Tapi ya tipe karyawan memang macam-macam. Ada juga kebalikannya quiet quitter. Mereka yang banyak omongnya, kelihatan paham dan jago menangani jobdesk-nya, suka sekali membanggakan diri sendiri dan rentetan pengalamannya, tapi kerjaannya.. nggak beres-beres amat. Itu namanya Loud Laborer.
Istilah Loud Laborer pertama kali dikenalkan sama André Spicer, profesor perilaku organisasi dan dekan di Bayes Business School.
Menurut Nicole Price, pelatih kepemimpinan dan pakar budaya kerja, para loud laborer ini bukan sekadar cari perhatian. Justru mereka biasanya cerdas secara politik, jago main citra, dan aktif banget di jejaring profesional.
“Mereka pakai banyak cara buat promosi diri, ngomong soal apa yang lagi mereka lakukan atau rencanakan—padahal belum tentu dikerjain juga,” kata Price.
Tanda-Tanda Loud Laborer di Kantor
Gimana cara ngenalin mereka? Simpel. Satu: kamu jarang lihat hasil kerjanya beneran selesai. Terus, mereka kebanyakan ngomongin kerjaan yang katanya lagi mereka tangani. Dibahas terus pokoknya.
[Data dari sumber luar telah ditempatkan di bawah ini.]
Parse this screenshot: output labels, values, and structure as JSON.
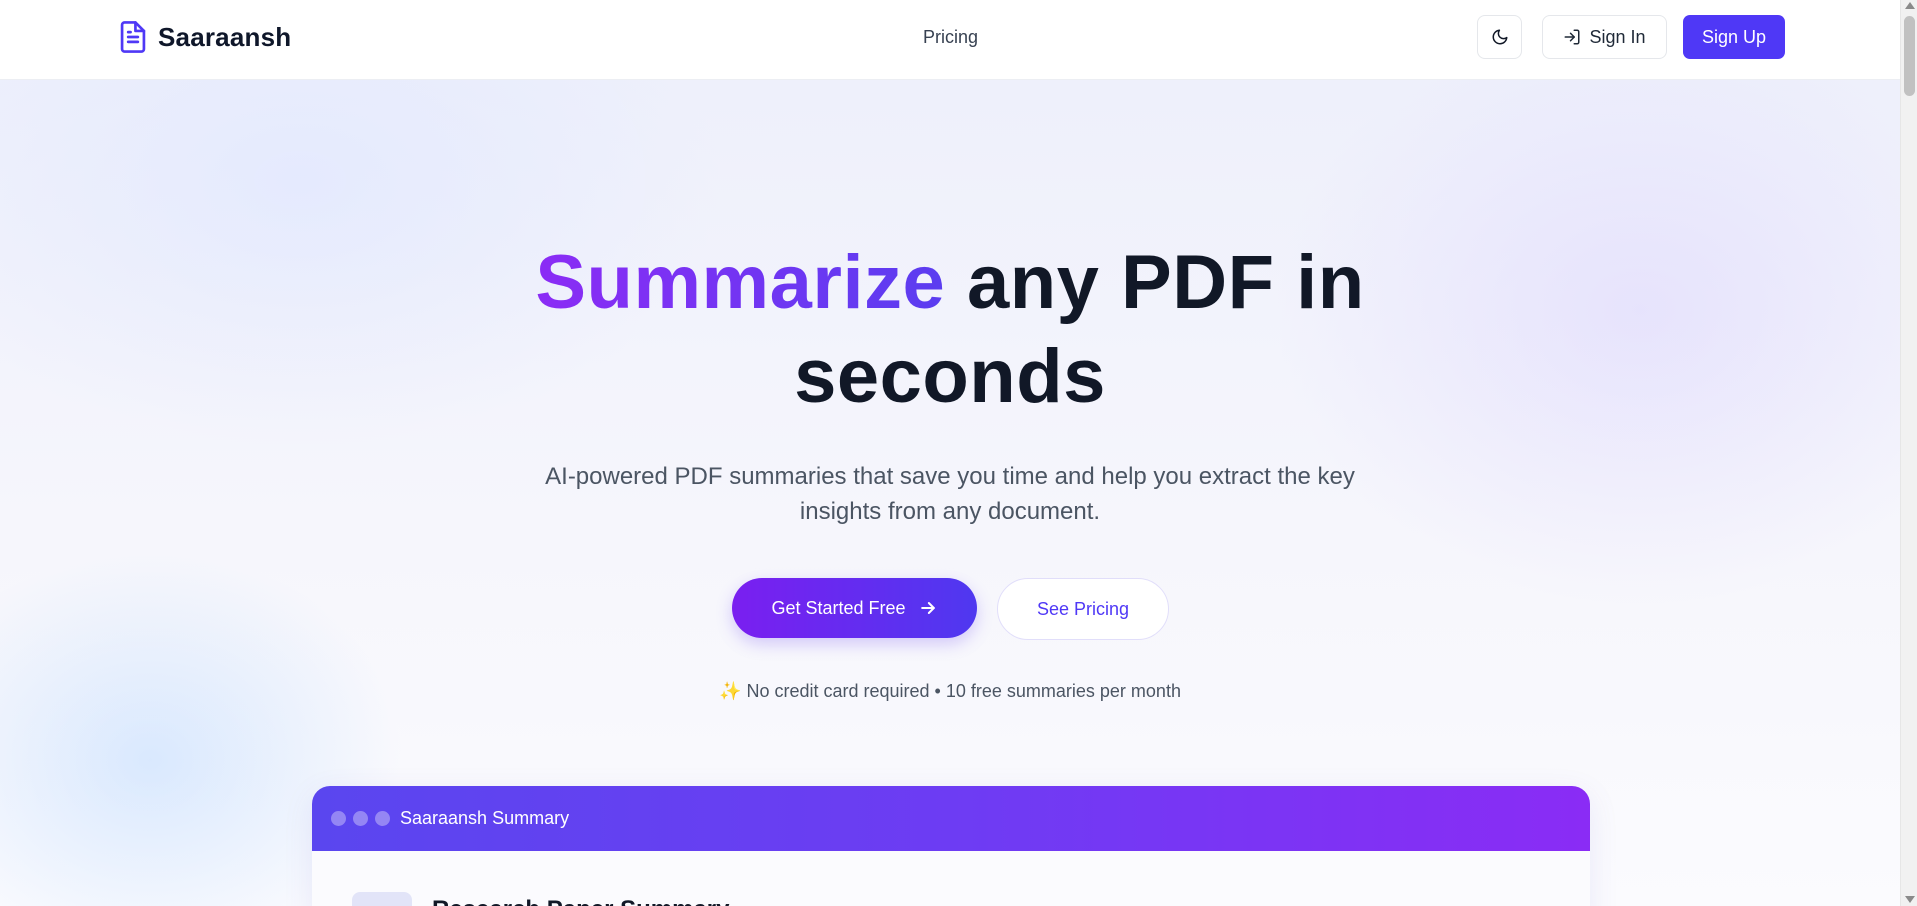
{
  "header": {
    "brand": "Saaraansh",
    "nav_pricing": "Pricing",
    "theme_icon": "moon-icon",
    "sign_in": "Sign In",
    "sign_up": "Sign Up"
  },
  "hero": {
    "title_accent": "Summarize",
    "title_rest_line1": " any PDF in",
    "title_line2": "seconds",
    "subtitle": "AI-powered PDF summaries that save you time and help you extract the key insights from any document.",
    "cta_primary": "Get Started Free",
    "cta_secondary": "See Pricing",
    "note_emoji": "✨",
    "note": "No credit card required • 10 free summaries per month"
  },
  "preview": {
    "window_title": "Saaraansh Summary",
    "heading": "Research Paper Summary"
  },
  "colors": {
    "brand": "#4f38f6",
    "accent_start": "#8b2cf5",
    "accent_end": "#5b3df0"
  }
}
Tapi ini bukan berarti mereka pemalas, seringkali dorongan di balik perilaku ini adalah rasa nggak percaya diri. Karena nggak yakin sama hasil kerjanya, mereka akhirnya kompensasi lewat cerita dan pencitraan.
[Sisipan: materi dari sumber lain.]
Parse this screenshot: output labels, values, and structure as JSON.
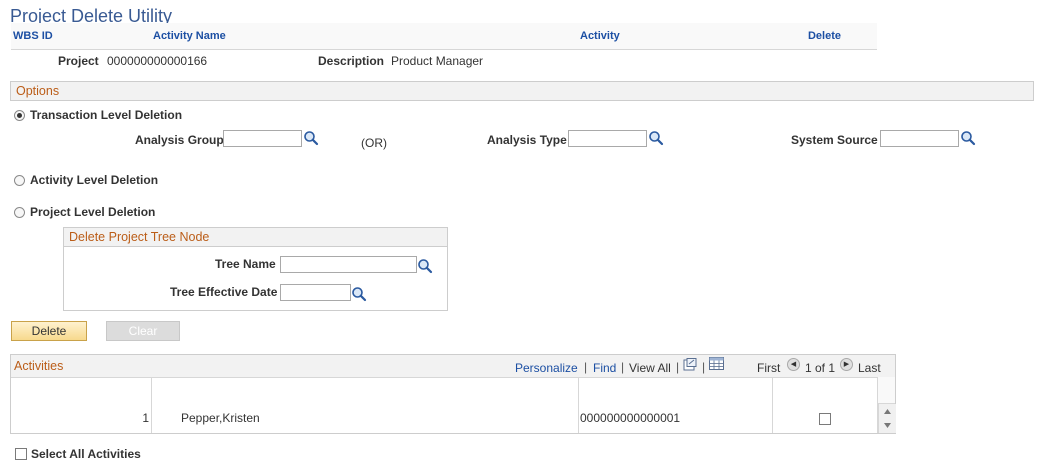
{
  "page": {
    "title": "Project Delete Utility",
    "project_label": "Project",
    "project_value": "000000000000166",
    "description_label": "Description",
    "description_value": "Product Manager"
  },
  "options": {
    "header": "Options",
    "transaction_label": "Transaction Level Deletion",
    "analysis_group_label": "Analysis Group",
    "analysis_group_value": "",
    "or_text": "(OR)",
    "analysis_type_label": "Analysis Type",
    "analysis_type_value": "",
    "system_source_label": "System Source",
    "system_source_value": "",
    "activity_label": "Activity Level Deletion",
    "project_label": "Project Level Deletion",
    "selected": "transaction"
  },
  "tree": {
    "header": "Delete Project Tree Node",
    "tree_name_label": "Tree Name",
    "tree_name_value": "",
    "effdt_label": "Tree Effective Date",
    "effdt_value": ""
  },
  "buttons": {
    "delete": "Delete",
    "clear": "Clear"
  },
  "activities": {
    "title": "Activities",
    "personalize": "Personalize",
    "sep1": "|",
    "find": "Find",
    "sep2": "|",
    "view_all": "View All",
    "sep3": "|",
    "sep4": "|",
    "first": "First",
    "range": "1 of 1",
    "last": "Last",
    "columns": [
      "WBS ID",
      "Activity Name",
      "Activity",
      "Delete"
    ],
    "rows": [
      {
        "wbs_id": "1",
        "activity_name": "Pepper,Kristen",
        "activity": "000000000000001",
        "delete": false
      }
    ],
    "select_all_label": "Select All Activities"
  },
  "colors": {
    "title": "#395a93",
    "section_header": "#bb5d18",
    "link": "#1c4fa3"
  }
}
Ada juga yang memang lebih termotivasi oleh pengakuan orang lain ketimbang kepuasan dari pekerjaan itu sendiri. Jadi emang bukan mengejar performa, tapi validasi dan apresiasi saja.
Fenomena ini sebenarnya bukan hal baru. Dari sisi psikologi evolusi, erangan dan keluhan itu semacam sinyal buat menunjukkan kalau dia sudah berkontribusi dan mengharapkan imbalan. Kalau sekelompok orang dapat tugas, pasti akan selalu ada salah satu yang paling vokal dan terlihat sibuk.
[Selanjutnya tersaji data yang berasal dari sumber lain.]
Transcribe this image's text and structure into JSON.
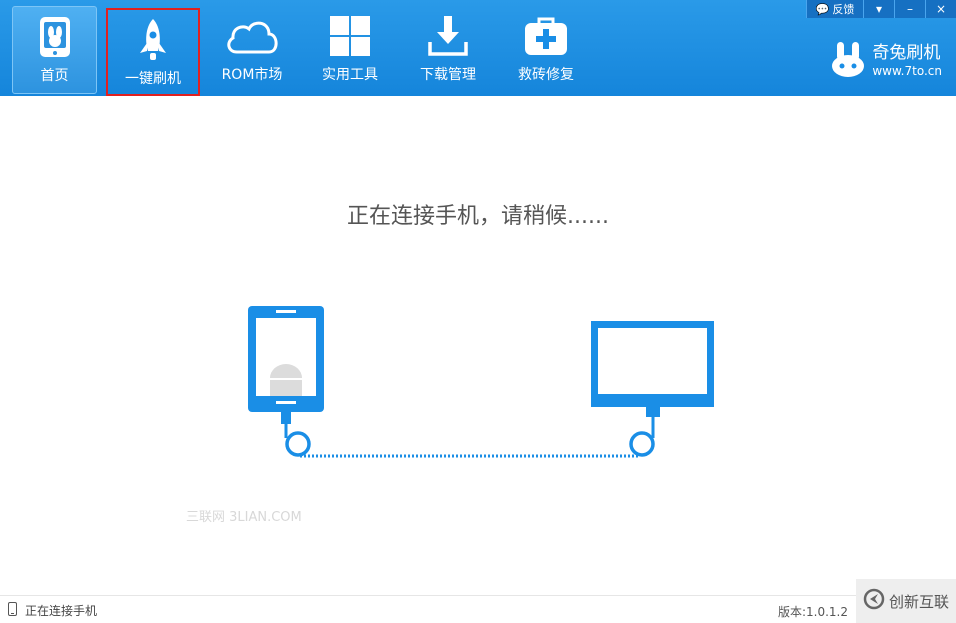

Makin kompleks dunia kerja, makin canggih juga cara pamer kerja keras. Loud Laborer zaman now bahkan nggak cukup cuma ngeluh. Mereka jago banget bikin presentasi ciamik soal rencana masa depan, ngasih update bombastis di rapat, atau sekadar ngumbar pencapaian sebelumnya (yang sebenernya standar saja).
Sosiolog Amerika Thorstein Veblen juga pernah mengenalkan istilah “conspicuous consumption” (konsumsi mencolok). Orang kaya zaman dulu pamer kekayaan lewat barang-barang mahal. Kalau sekarang kebalikannya. Banyak yang lebih mengunggulkan “produksi mencolok”—pamer produktivitas biar diakui.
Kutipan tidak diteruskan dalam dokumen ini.